Elles s’étaient vues presque chaque jour pour des raisons professionnelles, elles avaient souvent dîné ou déjeuné ensemble avec ou sans Malik au cours des mois précédents. Après cette semaine où elles ne se quittèrent pas elles étaient devenues de très proches amies.

Un rapport préliminaire, établi par l’OIE sur la base de l’ensemble des études effectuées dans chacun des État s membres fut publié à la mi-mars. Il n’apportait guère d’éléments nouveaux, mais dressait un tableau assez complet du récent fléau. On ne pouvait pas déterminer l’origine de la panzootie, on ne pouvait pas énoncer la forme de l’agent pathogène, on ne pouvait pas décliner les vecteurs qu’il suivait, on ne pouvait pas évaluer le délai d’incubation de la maladie.

On pouvait et on avait dressé la liste des symptômes de la maladie, qui coïncidaient d’ailleurs presque parfaitement avec ceux de la peste porcine : si au tableau manquait l’hyperthermie on retrouvait anorexie, rougeurs cutanées, léthargie, augmentation du pouls et du rythme respiratoire, vomissements, diarrhées sanguinolentes, écoulements oculaires, cyanoses, troubles de la coordination, nécroses, ulcérations. Ces symptômes apparaissaient seulement vingt-quatre à quarante-huit heures, au lieu  de cinq à quinze jours, avant la mort des porcs qui atteignait un taux de cent pour cent comme dans la peste porcine.
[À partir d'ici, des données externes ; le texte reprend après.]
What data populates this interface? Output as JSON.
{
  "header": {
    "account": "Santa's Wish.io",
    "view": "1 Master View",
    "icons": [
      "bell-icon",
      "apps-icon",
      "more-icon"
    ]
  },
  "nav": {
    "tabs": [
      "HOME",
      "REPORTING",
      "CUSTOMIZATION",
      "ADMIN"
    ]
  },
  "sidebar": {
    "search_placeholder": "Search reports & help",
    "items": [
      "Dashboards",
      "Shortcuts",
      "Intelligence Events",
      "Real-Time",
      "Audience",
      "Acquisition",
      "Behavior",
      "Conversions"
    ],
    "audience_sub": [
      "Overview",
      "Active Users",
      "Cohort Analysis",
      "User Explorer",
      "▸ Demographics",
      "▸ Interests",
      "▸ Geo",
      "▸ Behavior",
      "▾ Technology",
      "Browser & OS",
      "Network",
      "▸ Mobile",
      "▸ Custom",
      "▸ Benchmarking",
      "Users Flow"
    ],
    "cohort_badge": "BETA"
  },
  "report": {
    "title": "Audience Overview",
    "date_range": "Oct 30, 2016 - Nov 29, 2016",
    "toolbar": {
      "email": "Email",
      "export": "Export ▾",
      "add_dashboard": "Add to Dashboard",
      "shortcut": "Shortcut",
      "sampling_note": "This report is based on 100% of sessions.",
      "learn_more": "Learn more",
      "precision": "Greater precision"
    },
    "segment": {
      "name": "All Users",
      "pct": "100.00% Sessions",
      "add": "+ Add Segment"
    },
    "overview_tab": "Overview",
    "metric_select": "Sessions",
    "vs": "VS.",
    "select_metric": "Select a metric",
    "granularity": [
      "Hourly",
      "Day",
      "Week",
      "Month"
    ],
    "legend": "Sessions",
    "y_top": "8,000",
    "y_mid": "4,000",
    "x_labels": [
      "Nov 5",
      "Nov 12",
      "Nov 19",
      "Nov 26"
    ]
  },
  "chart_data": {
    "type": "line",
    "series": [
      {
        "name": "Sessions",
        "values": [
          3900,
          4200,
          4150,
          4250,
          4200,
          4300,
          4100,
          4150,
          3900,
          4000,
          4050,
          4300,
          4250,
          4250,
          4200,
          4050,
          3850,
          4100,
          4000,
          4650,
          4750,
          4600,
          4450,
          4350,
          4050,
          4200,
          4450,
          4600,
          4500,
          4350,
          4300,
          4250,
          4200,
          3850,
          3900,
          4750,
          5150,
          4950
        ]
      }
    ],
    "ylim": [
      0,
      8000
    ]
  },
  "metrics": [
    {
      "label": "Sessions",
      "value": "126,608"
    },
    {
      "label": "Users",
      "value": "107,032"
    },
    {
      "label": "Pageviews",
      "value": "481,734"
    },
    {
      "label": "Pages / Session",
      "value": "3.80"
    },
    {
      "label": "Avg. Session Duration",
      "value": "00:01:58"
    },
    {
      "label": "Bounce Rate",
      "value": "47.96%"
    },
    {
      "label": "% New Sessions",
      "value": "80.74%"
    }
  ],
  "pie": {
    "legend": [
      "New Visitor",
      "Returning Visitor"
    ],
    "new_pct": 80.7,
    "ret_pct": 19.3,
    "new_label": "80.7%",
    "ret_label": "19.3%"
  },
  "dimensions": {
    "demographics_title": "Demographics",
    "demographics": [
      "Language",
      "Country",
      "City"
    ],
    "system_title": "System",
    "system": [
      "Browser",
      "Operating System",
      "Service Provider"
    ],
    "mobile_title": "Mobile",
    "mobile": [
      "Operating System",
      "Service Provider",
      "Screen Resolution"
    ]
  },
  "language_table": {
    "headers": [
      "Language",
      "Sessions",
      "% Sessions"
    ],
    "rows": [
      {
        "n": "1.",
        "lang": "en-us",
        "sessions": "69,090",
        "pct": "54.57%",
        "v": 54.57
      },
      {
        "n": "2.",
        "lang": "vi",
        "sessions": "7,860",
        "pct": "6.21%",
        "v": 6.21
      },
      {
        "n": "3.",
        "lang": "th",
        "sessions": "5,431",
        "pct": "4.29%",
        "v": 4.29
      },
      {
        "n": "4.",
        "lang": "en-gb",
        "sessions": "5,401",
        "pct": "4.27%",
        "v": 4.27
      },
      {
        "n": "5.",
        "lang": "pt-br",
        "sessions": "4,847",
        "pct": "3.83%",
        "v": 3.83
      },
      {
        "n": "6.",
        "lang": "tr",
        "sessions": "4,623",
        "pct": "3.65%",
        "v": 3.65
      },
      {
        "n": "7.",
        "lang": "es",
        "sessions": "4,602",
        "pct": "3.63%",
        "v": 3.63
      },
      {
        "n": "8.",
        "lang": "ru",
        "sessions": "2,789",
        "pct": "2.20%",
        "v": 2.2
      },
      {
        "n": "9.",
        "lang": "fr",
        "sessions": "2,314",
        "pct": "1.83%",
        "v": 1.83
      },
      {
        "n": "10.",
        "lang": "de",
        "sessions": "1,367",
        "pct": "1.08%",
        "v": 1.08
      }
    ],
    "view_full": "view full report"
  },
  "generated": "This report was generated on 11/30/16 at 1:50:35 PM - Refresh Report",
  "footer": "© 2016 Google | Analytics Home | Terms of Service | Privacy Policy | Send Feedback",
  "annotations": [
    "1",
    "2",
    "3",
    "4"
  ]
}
Mais ils apparaissaient seulement chez les mâles, ne s’accompagnaient d’aucune réaction immunitaire et s’accompagnaient toujours d’un dérèglement de la duplication des gènes associés à la présence du chromosome Y. et de la présence  d’une enzyme dont on avait trouvé des quantités anormales dans tous les tissus touchés par la dégénérescence.

On dressait également la liste de tous les tests de dépistage et de tous les traitements qui avaient été essayés sans succès.

On donnait l’inventaire, la chronologie, la répartition géographique des pertes de cheptel, tant en animaux atteints qu’en unités abattues préventivement.

L’analyse de toutes ces données ne permettait pas de tirer de conclusion ni de poser de sérieuses hypothèses sur aucune des interrogations posées. Il était arrivé bien des fois dans l’histoire que la science reste muette sur tel ou tel phénomène. C’était la première fois qu’un désastre panzootique d’une telle envergure se produisait, et la première fois qu’une maladie resta aussi discrète sur ses origines et ses mécanismes.

Le rapport s’étendait sur le chiffrage économique de la maladie et donnait une suite de préconisations à l’usage des gouvernements et des instances mondiales de régulation. Le rôle de l’OIE se limitant à la lutte contre les épizooties, on attendait les rapports de la FAO, de l’OMC, du FMI…, mais aucun ne lèverait l’angoisse des populations devant l’opacité nouvelle du monde des organismes génétiquement modifiés, de l’élevage et de l’agriculture extensive, du monde de la productivité à tout prix, de la concurrence acharnée, du règne de la marchandise.

Malik n’accusait pas le « mercantilisme hégémonique », dénoncé à longueur de colonnes par la majorité des médias. Il considérait que l’harmonisation d’un monde qui avait changé de nature en changeant d’échelle au cours du siècle précédent ne se ferait assurément pas sans heurts. La progression quasi exponentielle du nombre des échanges, la croissance démographique, la multiplication des informations et des réseaux de transmission de l’information, l’automatisation des tâches, l’urbanisation, avaient fini par dresser un paysage sans repères. Ces changements entraînaient également la prééminence de l’individu sur le groupe.

Peut-être devait-il à son éducation musulmane la coloration fataliste de sa perception des choses. Il ne croyait pas aux catastrophes définitives, ni aux révolutions durables. Il pensait que la complexification croissante de l’organisation humaine finirait par aboutir à un monde ni pire ni meilleur où la « nature » toutefois serait totalement domestiquée. Il devait cet espoir scientiste au versant occidental de son éducation. Les drames de l’époque lui apparaissaient comme des épiphénomènes sur la route assurée du progrès.